This is usually transient and totally reversible, although it may be serious (as when it follows a cardiac infarct). The cause is a sudden fall in the heart’s output, and the brain is temporarily deprived of blood and oxygen, so that it cannot operate effectively. Simple fainting (technically termed vasovagal syncope) is seen commonly. The person is usually standing upright and is overcome by a feeling of faintness, becomes pale, sweats, tends to breathe more rapidly, then suddenly loses consciousness. Unless supported, the patient will fall.
Fainting is more common in hot, stuffy, poorly ventilated rooms, during bouts of ill health, or when convalescing from sickness. Psychological factors may play a large part, and fright, fear, anxiety and the sight of’ blood, bodily injury, persons suffering, receiving injections etc are common predisposing factors. Many who faint easily tend to show other indications of psychoneurosis. It is also common during the latter stages of pregnancy when the distended uterus presses on the vessels taking the blood back to the heart.

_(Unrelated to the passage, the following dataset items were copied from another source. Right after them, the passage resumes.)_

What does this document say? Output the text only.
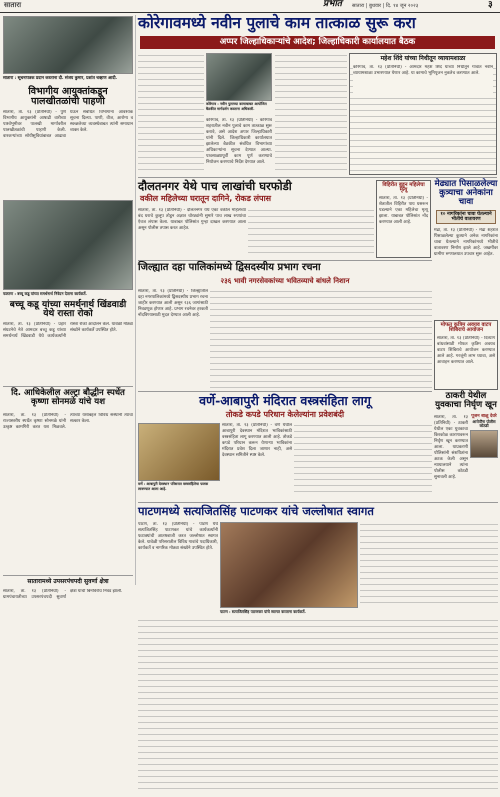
सातारा	प्रभात सातारा | बुधवार | दि. १४ जून २०२३	३
सातारा : सूचनापत्रक प्रदान करताना दौ. संजय कुमार, प्रशांत चव्हाण आदी.
विभागीय आयुक्तांकडून पालखीतळांची पाहणी
सातारा, ता. १३ (प्रतिनिधी) - पुणे विभागीय आयुक्तांनी आषाढी वारीच्या पार्श्वभूमीवर पालखी मार्गावरील पालखीतळांची पाहणी केली. वारकऱ्यांच्या सोयीसुविधांबाबत आढावा घेऊन संबंधित विभागांना आवश्यक सूचना दिल्या. पाणी, वीज, आरोग्य व स्वच्छतेच्या व्यवस्थेबाबत त्यांनी समाधान व्यक्त केले.
फलटण : बच्चू कडू यांच्या समर्थनार्थ निवेदन देताना कार्यकर्ते.
बच्चू कडू यांच्या समर्थनार्थ खिंडवाडी येथे रास्ता रोको
सातारा, ता. १३ (प्रतिनिधी) - प्रहार संघटनेचे नेते आमदार बच्चू कडू यांच्या समर्थनार्थ खिंडवाडी येथे कार्यकर्त्यांनी रास्ता रोको आंदोलन केले. यावेळी मोठ्या संख्येने कार्यकर्ते उपस्थित होते.
दि. आधिकेलील अल्ट्रा बौद्धीन स्पर्धेत कृष्णा सोनमळे यांचे यश
सातारा, ता. १३ (प्रतिनिधी) - राज्यस्तरीय स्पर्धेत कृष्णा सोनमळे यांनी उत्कृष्ट कामगिरी करत यश मिळवले. त्यांच्या यशाबद्दल विविध संस्थांनी त्यांचा सत्कार केला.
सातारामध्ये उपसरपंचपदी सुवर्णा क्षेत्रा
सातारा, ता. १३ (प्रतिनिधी) - ग्रामपंचायतीच्या उपसरपंचपदी सुवर्णा क्षेत्रा यांची बिनविरोध निवड झाली.
कोरेगावमध्ये नवीन पुलाचे काम तात्काळ सुरू करा
अप्पर जिल्हाधिकाऱ्यांचे आदेश; जिल्हाधिकारी कार्यालयात बैठक
कोरेगाव : नवीन पुलाच्या कामाबाबत आयोजित बैठकीत मार्गदर्शन करताना अधिकारी.
कोरेगाव, ता. १३ (प्रतिनिधी) - कोरेगाव शहरातील नवीन पुलाचे काम तात्काळ सुरू करावे, असे आदेश अप्पर जिल्हाधिकारी यांनी दिले. जिल्हाधिकारी कार्यालयात झालेल्या बैठकीत संबंधित विभागांच्या अधिकाऱ्यांना सूचना देण्यात आल्या. पावसाळ्यापूर्वी काम पूर्ण करण्याचे नियोजन करण्याचे निर्देश देण्यात आले.
महेश शिंदे यांच्या निधीतून व्यायामशाळा
कोरेगाव, ता. १३ (प्रतिनिधी) - आमदार महेश शिंदे यांच्या निधीतून गावात नवीन व्यायामशाळा उभारण्यात येणार आहे. या कामाचे भूमिपूजन नुकतेच करण्यात आले.
दौलतनगर येथे पाच लाखांची घरफोडी
वकील महिलेच्या घरातून दागिने, रोकड लंपास
सातारा, ता. १३ (प्रतिनिधी) - दौलतनगर येथे एका वकील महिलेच्या बंद घराचे कुलूप तोडून अज्ञात चोरट्यांनी सुमारे पाच लाख रुपयांचा ऐवज लंपास केला. याबाबत पोलिसांत गुन्हा दाखल करण्यात आला असून पोलीस तपास करत आहेत.
विहिरीत बुडून महिलेचा मृत्यू
सातारा, ता. १३ (प्रतिनिधी) - शेतातील विहिरीत पाय घसरून पडल्याने एका महिलेचा मृत्यू झाला. याबाबत पोलिसांत नोंद करण्यात आली आहे.
मेढ्यात पिसाळलेल्या कुत्र्याचा अनेकांना चावा
१० नागरिकांना चावा घेतल्याने भीतीचे वातावरण
मेढा, ता. १३ (प्रतिनिधी) - मेढा शहरात पिसाळलेल्या कुत्र्याने अनेक नागरिकांना चावा घेतल्याने नागरिकांमध्ये भीतीचे वातावरण निर्माण झाले आहे. जखमींवर ग्रामीण रुग्णालयात उपचार सुरू आहेत.
जिल्ह्यात दहा पालिकांमध्ये द्विसदस्यीय प्रभाग रचना
२३६ भावी नगरसेवकांच्या भवितव्याचे बांधले निशान
सातारा, ता. १३ (प्रतिनिधी) - जिल्ह्यातील दहा नगरपालिकांमध्ये द्विसदस्यीय प्रभाग रचना जाहीर करण्यात आली असून २३६ जागांसाठी निवडणूक होणार आहे. प्रभाग रचनेवर हरकती नोंदविण्यासाठी मुदत देण्यात आली आहे.
मोफत कृत्रिम अवयव वाटप शिबिराचे आयोजन
सातारा, ता. १३ (प्रतिनिधी) - दिव्यांग बांधवांसाठी मोफत कृत्रिम अवयव वाटप शिबिराचे आयोजन करण्यात आले आहे. गरजूंनी लाभ घ्यावा, असे आवाहन करण्यात आले.
वर्णे-आबापुरी मंदिरात वस्त्रसंहिता लागू
तोकडे कपडे परिधान केलेल्यांना प्रवेशबंदी
वर्णे : आबापुरी देवस्थान परिसरात वस्त्रसंहितेचा फलक लावण्यात आला आहे.
सातारा, ता. १३ (प्रतिनिधी) - वर्णे येथील आबापुरी देवस्थान मंदिरात भाविकांसाठी वस्त्रसंहिता लागू करण्यात आली आहे. तोकडे कपडे परिधान करून येणाऱ्या भाविकांना मंदिरात प्रवेश दिला जाणार नाही, असे देवस्थान समितीने स्पष्ट केले.
ठाकरी येथील युवकाचा निर्घृण खून
सातारा, ता. १३ (प्रतिनिधी) - ठाकरी येथील एका युवकाचा किरकोळ कारणावरून निर्घृण खून करण्यात आला. याप्रकरणी पोलिसांनी संशयितांना अटक केली असून न्यायालयाने त्यांना पोलीस कोठडी सुनावली आहे.
पूजन बाळू देवरे
आरोपींना पोलीस कोठडी
पाटणमध्ये सत्यजितसिंह पाटणकर यांचे जल्लोषात स्वागत
पाटण, ता. १३ (प्रतिनिधी) - पाटण येथे सत्यजितसिंह पाटणकर यांचे कार्यकर्त्यांनी फटाक्यांची आतषबाजी करत जल्लोषात स्वागत केले. यावेळी परिसरातील विविध गावांचे पदाधिकारी, कार्यकर्ते व नागरिक मोठ्या संख्येने उपस्थित होते.
पाटण : सत्यजितसिंह पाटणकर यांचे स्वागत करताना कार्यकर्ते.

Usually simple measures are quite adequate. Lying down is often sufficient in itself, for the blood mechanically returns to the brain.
Simple first-aid measures:
- Lay the patient down with the head lowered, and the lower limbs raised.
- Encourage the patient to take deep breaths if conscious.
- Loosen clothing about the neck and waist (e.g. tie, belt, tight underclothes etcetera).
- Give plenty of fresh air. Open the windows and doors. Get rid of close-crowding bystanders (common in outdoor situations where the mob invariably gathers to see what is occurring).
- If the patient is sitting and cannot lie down, help to press the head between the knees. This mechanically helps the blood flow to the cerebral centers and can assist in recovery.
- Give reassurance, and speak words of a positive nature. Never instill fear, or tell doubtful anecdotes of disaster, but give a positive, helpful approach at all times. Sometimes syncope is of a different origin, and can herald a more serious situation.
In such cases, the usual premonitory symptoms of simple faint are absent. The attack will come on abruptly and without warning. Usually there is pallor, loss of consciousness may be prolonged and there may he convulsions. Cardiac infarction and various forms of heart block and valve diseases may produce this. Treatment must be preceded by full medical investigation to determine the cause, and this is in the province of the doctor and hospital.